The worse the COVID-19 outbreak gets, the lower mortgage rates will go.
That’s the mortgage rate forecast for March, in a nutshell: If COVID-19 becomes an epidemic in the United States, then rates on home loans are likely to fall even further.
In NerdWallet’s daily surveys, the 30-year fixed-rate mortgage averaged 3.37% APR on Feb. 28, a decline of 38 basis points in just one month. (A basis point is one one-hundredth of a percentage point.) It marked the lowest rate on the 30-year fixed since NerdWallet’s daily survey began in May 2016.
The downward trajectory of mortgage rates corresponds with the spread of COVID-19, the disease caused by the novel coronavirus that was first detected in China in late 2019. Rates began falling gradually in January. That’s also when reports emerged that someone in China had died from the then-unnamed viral illness.

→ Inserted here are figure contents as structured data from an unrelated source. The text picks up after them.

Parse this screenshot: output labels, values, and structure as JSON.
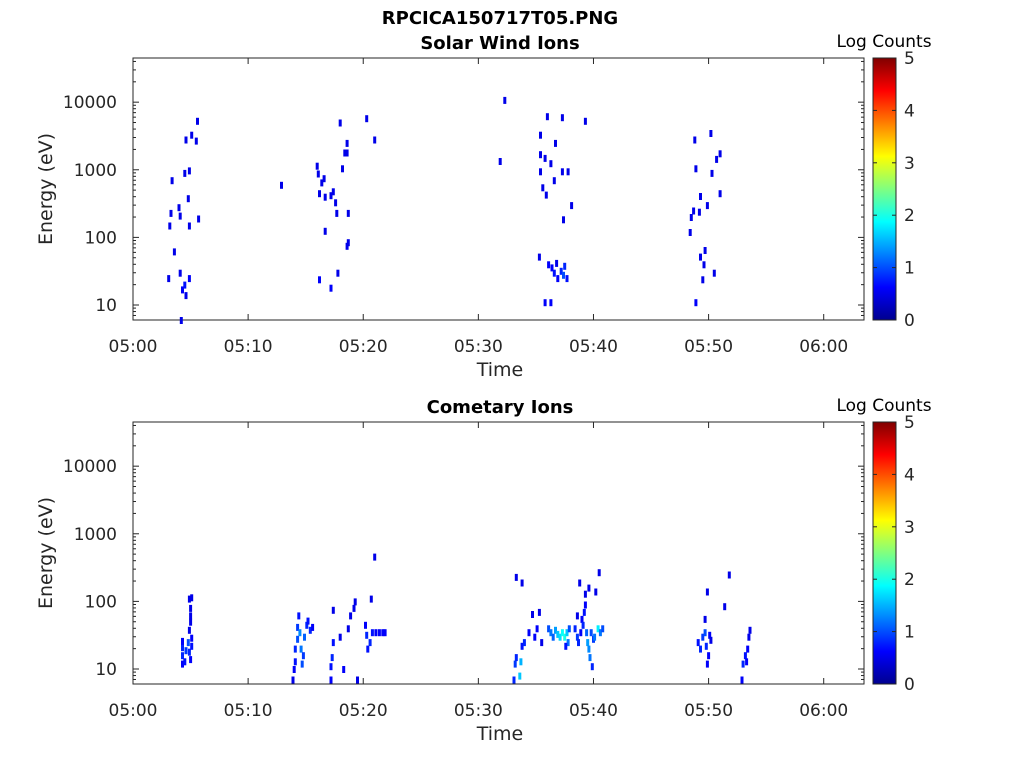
{
  "figure_title": "RPCICA150717T05.PNG",
  "colormap": [
    "#00008f",
    "#0000ff",
    "#0080ff",
    "#00ffff",
    "#80ff80",
    "#ffff00",
    "#ff8000",
    "#ff0000",
    "#800000"
  ],
  "chart_data": [
    {
      "type": "heatmap",
      "title": "Solar Wind Ions",
      "xlabel": "Time",
      "ylabel": "Energy (eV)",
      "x_ticks": [
        "05:00",
        "05:10",
        "05:20",
        "05:30",
        "05:40",
        "05:50",
        "06:00"
      ],
      "y_ticks": [
        "10",
        "100",
        "1000",
        "10000"
      ],
      "x_range_minutes": [
        0,
        63.5
      ],
      "y_range_ev": [
        6,
        45000
      ],
      "y_scale": "log",
      "colorbar": {
        "label": "Log Counts",
        "ticks": [
          "0",
          "1",
          "2",
          "3",
          "4",
          "5"
        ],
        "range": [
          0,
          5
        ]
      },
      "points": [
        [
          4.2,
          6,
          0.5
        ],
        [
          4.3,
          17,
          0.6
        ],
        [
          4.5,
          20,
          0.7
        ],
        [
          4.6,
          14,
          0.5
        ],
        [
          4.1,
          30,
          0.5
        ],
        [
          4.9,
          25,
          0.6
        ],
        [
          3.1,
          25,
          0.5
        ],
        [
          3.6,
          62,
          0.5
        ],
        [
          3.2,
          150,
          0.5
        ],
        [
          3.3,
          230,
          0.5
        ],
        [
          4.1,
          210,
          0.5
        ],
        [
          4.9,
          150,
          0.5
        ],
        [
          5.7,
          190,
          0.5
        ],
        [
          4.0,
          280,
          0.5
        ],
        [
          4.8,
          380,
          0.5
        ],
        [
          3.4,
          700,
          0.5
        ],
        [
          4.5,
          900,
          0.5
        ],
        [
          4.9,
          980,
          0.5
        ],
        [
          4.6,
          2800,
          0.5
        ],
        [
          5.1,
          3300,
          0.5
        ],
        [
          5.5,
          2700,
          0.5
        ],
        [
          5.6,
          5300,
          0.5
        ],
        [
          12.9,
          600,
          0.5
        ],
        [
          16.0,
          1150,
          0.5
        ],
        [
          16.1,
          880,
          0.5
        ],
        [
          16.4,
          650,
          0.5
        ],
        [
          16.6,
          750,
          0.5
        ],
        [
          16.2,
          450,
          0.5
        ],
        [
          16.7,
          400,
          0.5
        ],
        [
          17.2,
          420,
          0.5
        ],
        [
          17.4,
          480,
          0.5
        ],
        [
          17.6,
          330,
          0.5
        ],
        [
          17.7,
          230,
          0.5
        ],
        [
          16.7,
          125,
          0.5
        ],
        [
          16.2,
          24,
          0.6
        ],
        [
          17.2,
          18,
          0.6
        ],
        [
          17.8,
          30,
          0.5
        ],
        [
          18.0,
          5000,
          0.5
        ],
        [
          18.2,
          1050,
          0.5
        ],
        [
          18.4,
          1800,
          0.5
        ],
        [
          18.6,
          1800,
          0.5
        ],
        [
          18.6,
          2500,
          0.5
        ],
        [
          18.7,
          230,
          0.5
        ],
        [
          18.6,
          75,
          0.5
        ],
        [
          18.7,
          85,
          0.5
        ],
        [
          20.3,
          5800,
          0.5
        ],
        [
          21.0,
          2800,
          0.5
        ],
        [
          32.3,
          10800,
          0.5
        ],
        [
          31.9,
          1350,
          0.5
        ],
        [
          35.4,
          3300,
          0.5
        ],
        [
          35.4,
          1700,
          0.5
        ],
        [
          35.4,
          950,
          0.5
        ],
        [
          35.6,
          550,
          0.5
        ],
        [
          35.9,
          430,
          0.5
        ],
        [
          35.8,
          1500,
          0.5
        ],
        [
          36.3,
          1250,
          0.5
        ],
        [
          36.6,
          700,
          0.5
        ],
        [
          37.3,
          950,
          0.5
        ],
        [
          37.8,
          950,
          0.5
        ],
        [
          38.1,
          300,
          0.5
        ],
        [
          37.4,
          185,
          0.5
        ],
        [
          36.0,
          6200,
          0.5
        ],
        [
          37.3,
          6000,
          0.5
        ],
        [
          39.3,
          5300,
          0.5
        ],
        [
          36.7,
          2500,
          0.5
        ],
        [
          35.3,
          52,
          0.5
        ],
        [
          35.8,
          11,
          0.6
        ],
        [
          36.3,
          11,
          0.6
        ],
        [
          36.1,
          40,
          0.6
        ],
        [
          36.4,
          36,
          0.6
        ],
        [
          36.6,
          30,
          0.7
        ],
        [
          36.9,
          25,
          0.6
        ],
        [
          37.2,
          32,
          0.8
        ],
        [
          37.4,
          28,
          1.0
        ],
        [
          37.5,
          38,
          0.8
        ],
        [
          37.7,
          25,
          0.7
        ],
        [
          36.8,
          42,
          0.5
        ],
        [
          48.4,
          120,
          0.5
        ],
        [
          48.5,
          200,
          0.5
        ],
        [
          48.7,
          250,
          0.5
        ],
        [
          49.2,
          240,
          0.5
        ],
        [
          49.3,
          410,
          0.5
        ],
        [
          48.9,
          1050,
          0.5
        ],
        [
          48.8,
          2800,
          0.5
        ],
        [
          49.7,
          65,
          0.5
        ],
        [
          49.3,
          52,
          0.5
        ],
        [
          49.6,
          40,
          0.5
        ],
        [
          49.5,
          24,
          0.5
        ],
        [
          50.5,
          30,
          0.5
        ],
        [
          49.9,
          300,
          0.5
        ],
        [
          50.3,
          900,
          0.5
        ],
        [
          50.7,
          1450,
          0.5
        ],
        [
          51.0,
          1750,
          0.5
        ],
        [
          50.2,
          3500,
          0.5
        ],
        [
          51.0,
          450,
          0.5
        ],
        [
          48.9,
          11,
          0.6
        ]
      ]
    },
    {
      "type": "heatmap",
      "title": "Cometary Ions",
      "xlabel": "Time",
      "ylabel": "Energy (eV)",
      "x_ticks": [
        "05:00",
        "05:10",
        "05:20",
        "05:30",
        "05:40",
        "05:50",
        "06:00"
      ],
      "y_ticks": [
        "10",
        "100",
        "1000",
        "10000"
      ],
      "x_range_minutes": [
        0,
        63.5
      ],
      "y_range_ev": [
        6,
        45000
      ],
      "y_scale": "log",
      "colorbar": {
        "label": "Log Counts",
        "ticks": [
          "0",
          "1",
          "2",
          "3",
          "4",
          "5"
        ],
        "range": [
          0,
          5
        ]
      },
      "points": [
        [
          4.3,
          12,
          0.6
        ],
        [
          4.3,
          16,
          0.8
        ],
        [
          4.3,
          21,
          0.8
        ],
        [
          4.3,
          26,
          0.6
        ],
        [
          4.5,
          13,
          0.7
        ],
        [
          4.6,
          19,
          0.9
        ],
        [
          4.8,
          25,
          1.0
        ],
        [
          4.9,
          18,
          0.8
        ],
        [
          5.0,
          14,
          0.6
        ],
        [
          5.1,
          22,
          0.7
        ],
        [
          5.1,
          29,
          0.6
        ],
        [
          4.9,
          38,
          0.5
        ],
        [
          5.0,
          50,
          0.5
        ],
        [
          5.0,
          62,
          0.5
        ],
        [
          5.0,
          80,
          0.5
        ],
        [
          4.9,
          110,
          0.5
        ],
        [
          5.1,
          115,
          0.5
        ],
        [
          13.9,
          7,
          0.5
        ],
        [
          14.0,
          10,
          0.6
        ],
        [
          14.1,
          13,
          0.7
        ],
        [
          14.1,
          20,
          0.8
        ],
        [
          14.3,
          28,
          1.0
        ],
        [
          14.3,
          42,
          0.9
        ],
        [
          14.4,
          62,
          0.7
        ],
        [
          14.5,
          35,
          1.3
        ],
        [
          14.6,
          20,
          1.2
        ],
        [
          14.7,
          12,
          1.0
        ],
        [
          14.8,
          16,
          0.9
        ],
        [
          14.9,
          30,
          1.1
        ],
        [
          15.1,
          45,
          0.8
        ],
        [
          15.2,
          52,
          0.7
        ],
        [
          15.4,
          38,
          0.8
        ],
        [
          15.6,
          42,
          0.6
        ],
        [
          17.2,
          7,
          0.6
        ],
        [
          17.2,
          11,
          0.7
        ],
        [
          17.3,
          15,
          0.8
        ],
        [
          17.4,
          25,
          0.7
        ],
        [
          17.4,
          75,
          0.5
        ],
        [
          18.0,
          30,
          0.5
        ],
        [
          18.3,
          10,
          0.6
        ],
        [
          18.7,
          40,
          0.5
        ],
        [
          18.9,
          62,
          0.5
        ],
        [
          19.2,
          80,
          0.5
        ],
        [
          19.3,
          100,
          0.5
        ],
        [
          19.5,
          7,
          0.5
        ],
        [
          20.2,
          45,
          0.6
        ],
        [
          20.3,
          32,
          0.8
        ],
        [
          20.4,
          20,
          0.7
        ],
        [
          20.6,
          25,
          0.8
        ],
        [
          20.8,
          35,
          0.7
        ],
        [
          20.7,
          110,
          0.5
        ],
        [
          21.1,
          35,
          0.6
        ],
        [
          21.4,
          35,
          0.6
        ],
        [
          21.7,
          35,
          0.6
        ],
        [
          21.9,
          35,
          0.6
        ],
        [
          21.0,
          460,
          0.5
        ],
        [
          33.1,
          7,
          0.8
        ],
        [
          33.2,
          12,
          0.9
        ],
        [
          33.3,
          15,
          0.8
        ],
        [
          33.6,
          8,
          1.6
        ],
        [
          33.7,
          13,
          1.5
        ],
        [
          33.8,
          22,
          0.7
        ],
        [
          34.0,
          25,
          0.8
        ],
        [
          33.8,
          190,
          0.5
        ],
        [
          33.3,
          230,
          0.5
        ],
        [
          34.4,
          35,
          0.6
        ],
        [
          34.7,
          65,
          0.5
        ],
        [
          34.9,
          30,
          0.6
        ],
        [
          35.1,
          40,
          0.6
        ],
        [
          35.5,
          25,
          0.5
        ],
        [
          35.3,
          70,
          0.5
        ],
        [
          36.1,
          40,
          1.0
        ],
        [
          36.3,
          35,
          1.2
        ],
        [
          36.5,
          30,
          1.1
        ],
        [
          36.7,
          38,
          1.4
        ],
        [
          36.9,
          33,
          1.6
        ],
        [
          37.1,
          30,
          1.7
        ],
        [
          37.3,
          35,
          1.9
        ],
        [
          37.5,
          30,
          2.0
        ],
        [
          37.7,
          35,
          1.6
        ],
        [
          37.8,
          25,
          1.2
        ],
        [
          37.9,
          40,
          1.0
        ],
        [
          37.6,
          22,
          0.7
        ],
        [
          38.4,
          40,
          0.8
        ],
        [
          38.6,
          30,
          0.9
        ],
        [
          38.7,
          25,
          0.8
        ],
        [
          38.9,
          35,
          0.6
        ],
        [
          38.6,
          62,
          0.5
        ],
        [
          39.0,
          55,
          0.6
        ],
        [
          39.2,
          70,
          0.7
        ],
        [
          39.3,
          90,
          0.6
        ],
        [
          39.1,
          45,
          0.8
        ],
        [
          39.4,
          35,
          1.1
        ],
        [
          39.5,
          25,
          1.4
        ],
        [
          39.6,
          20,
          1.3
        ],
        [
          39.7,
          15,
          1.2
        ],
        [
          39.9,
          11,
          0.8
        ],
        [
          40.0,
          28,
          0.9
        ],
        [
          39.6,
          160,
          0.5
        ],
        [
          39.3,
          130,
          0.5
        ],
        [
          40.2,
          140,
          0.5
        ],
        [
          40.5,
          270,
          0.5
        ],
        [
          38.8,
          190,
          0.5
        ],
        [
          40.4,
          40,
          1.8
        ],
        [
          40.6,
          35,
          1.2
        ],
        [
          40.8,
          40,
          1.0
        ],
        [
          40.1,
          30,
          1.2
        ],
        [
          39.8,
          35,
          1.0
        ],
        [
          49.1,
          25,
          0.7
        ],
        [
          49.3,
          20,
          0.8
        ],
        [
          49.5,
          30,
          0.9
        ],
        [
          49.7,
          35,
          1.0
        ],
        [
          49.8,
          22,
          0.8
        ],
        [
          50.0,
          16,
          0.6
        ],
        [
          49.9,
          12,
          0.6
        ],
        [
          49.7,
          55,
          0.5
        ],
        [
          50.1,
          32,
          0.6
        ],
        [
          50.2,
          27,
          0.5
        ],
        [
          49.9,
          140,
          0.5
        ],
        [
          51.4,
          85,
          0.5
        ],
        [
          51.8,
          250,
          0.5
        ],
        [
          52.9,
          7,
          0.6
        ],
        [
          53.0,
          12,
          0.8
        ],
        [
          53.2,
          16,
          0.7
        ],
        [
          53.4,
          20,
          0.6
        ],
        [
          53.5,
          30,
          0.5
        ],
        [
          53.6,
          38,
          0.5
        ],
        [
          53.3,
          13,
          0.6
        ]
      ]
    }
  ]
}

The decline in mortgage rates accelerated Feb. 19, as the death toll surpassed 2,000 in China and Iran reported two fatalities in Qom, a popular religious destination. Mortgage rates continued to tumble as the number of cases grew.
Mortgage rates fell because of a chain of events that began when worried investors worldwide sold stocks and bought bonds in what is called a “flight to safety,” the drive to park money in investments that won’t lose value.
U.S. Treasury bonds are considered the safest investment because they’re backed by the federal government. (Stocks, on the other hand, can lose value.) The strong demand for Treasurys provoked a steep drop in their yields — and interest rates followed.
Yields on 10-year Treasurys fell from 1.51% on Jan. 31 to 1.17% the morning of Feb. 28, a record low. At the same time, the average rate on the 30-year fixed mortgage fell from 3.75% APR to 3.37% in NerdWallet’s daily survey.
The drop in mortgage rates has made homes more affordable. At the end of January, the monthly principal and interest payment on a $200,000 loan would cost $926. A month later, a buyer could borrow $209,600 for the same payment.
Falling rates offer a refinance opportunity, too. Mortgage lenders reported a wave of refinance applications in the second half of February.
When mortgage rates consistently move downward, borrowers often wonder when they should lock their rates. (A rate lock is a guarantee that the rate won’t change for a specified period, with the goal of closing the loan before the period expires.) Keep in mind that rates are at their lowest level in years. Even if the rate falls after you lock, you still have an excellent rate on the mortgage.